Jeremstar visé par une enquête pour travail dissimulé et harcèlement

L’influenceur Jeremstar fait l’objet d’une enquête ouverte par le parquet de Paris suite à la plainte d’un ancien collaborateur.

"Travail dissimulé", "harcèlement", "violences à caractère racial". Voilà les chefs d’accusation qui pèsent sur Jeremstar, a relaté l’AFP le 15 octobre. L’agence France-Presse a pu consulter la plainte de Bruno Etenna, déposée mi-juillet, dans laquelle ce dernier se présente comme ayant travaillé en "tant que réalisateur" pour Jeremstar sur pas moins de "222 vidéos" entre 2012 et 2017. Le hic ? L’homme affirme n’avoir pas ou peu été "rémunéré", ni "jamais déclaré" pour tout son travail fourni. "Dans son livre (la biographie de l’influenceur, ndlr), Jeremstar me démonte et raconte que mon travail était nul à ch*er ! Il me traite de ‘serviette-éponge’, de ‘serpillière’ alors que j’ai fait 220 vidéos pour lui", racontait Bruno Etenna en juin 2020 lors d’une interview avec le Youtuber Tonton Marcel. "Quand les interviews ont commencé à marcher, je lui ai demandé d’être payé, mais il m’a fait croire qu’il ne touchait rien. En 2016, j’ai su qu’il s’était fait dans les 900.000 euros. Là, c’est un bel escroc ! (…) Je n’avais ni fiche de paie, ni salaire"

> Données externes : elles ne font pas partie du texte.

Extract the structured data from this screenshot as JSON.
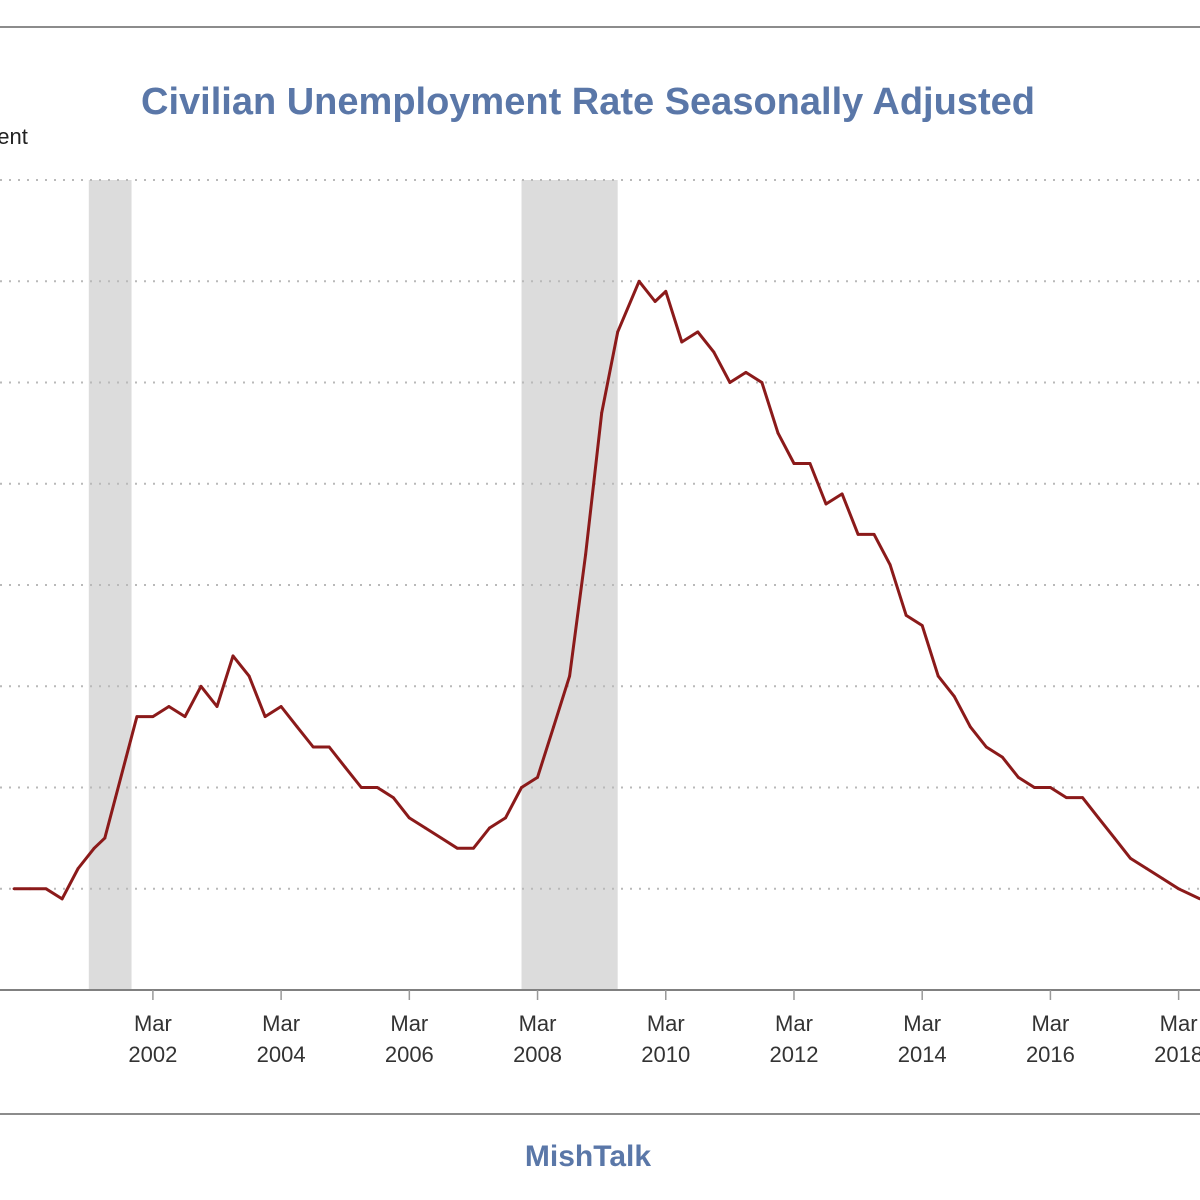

Mais les accusations ne s’arrêtent pas là : Bruno Etenna accuse également l’influenceur aux deux millions d’abonnés de "harcèlement moral" et d’avoir tenu "des propos dégradants" à son encontre. Selon l’ancien-caméraman de Jeremstar, ce dernier l’aurait par ailleurs humilié "publiquement"et ce de façon régulière dans "des vidéos diffusées au plus grand nombre". "Toutes ces années avec Jeremstar, c’était dur à supporter, je passais pour le neuneu", poursuit Bruno Etenna lors de son interview avec Tonton Marcel. "Il me larguait comme un chien après ses interviews et interdisait à son chauffeur de me ramener alors que je portais tout le matériel. (…) Il tapait dans les mains ou sifflait pour m’interpeller", continue le jeune homme, qui accuse également Jeremstar de "violences raciales". Selon ses dires, l’influenceur lui aurait un jour brûler une mèche de cheveux à l’aide d’un briquet en s’exclamant "ça vit dans la savane ce truc!". Une réplique qui ne fait pas l’ombre d’un doute pour Bruno Etenna : elle fait une référence "claire à sa couleur de peau".

Jeremstar dans la tourmente

L’enquête contre Jeremstar, ouverte le 23 septembre dernier, n’est pas le premier déchainement médiatique auquel le jeune homme se retrouve confronté. En 2018 déjà, la polémique autour de l’influenceur suite à la diffusion d’une vidéo à caractère sexuel le concernant, ainsi qu’à la plainte pour viol sur mineur contre l’un de ses proches, avait même été baptisée "Jeremstargate".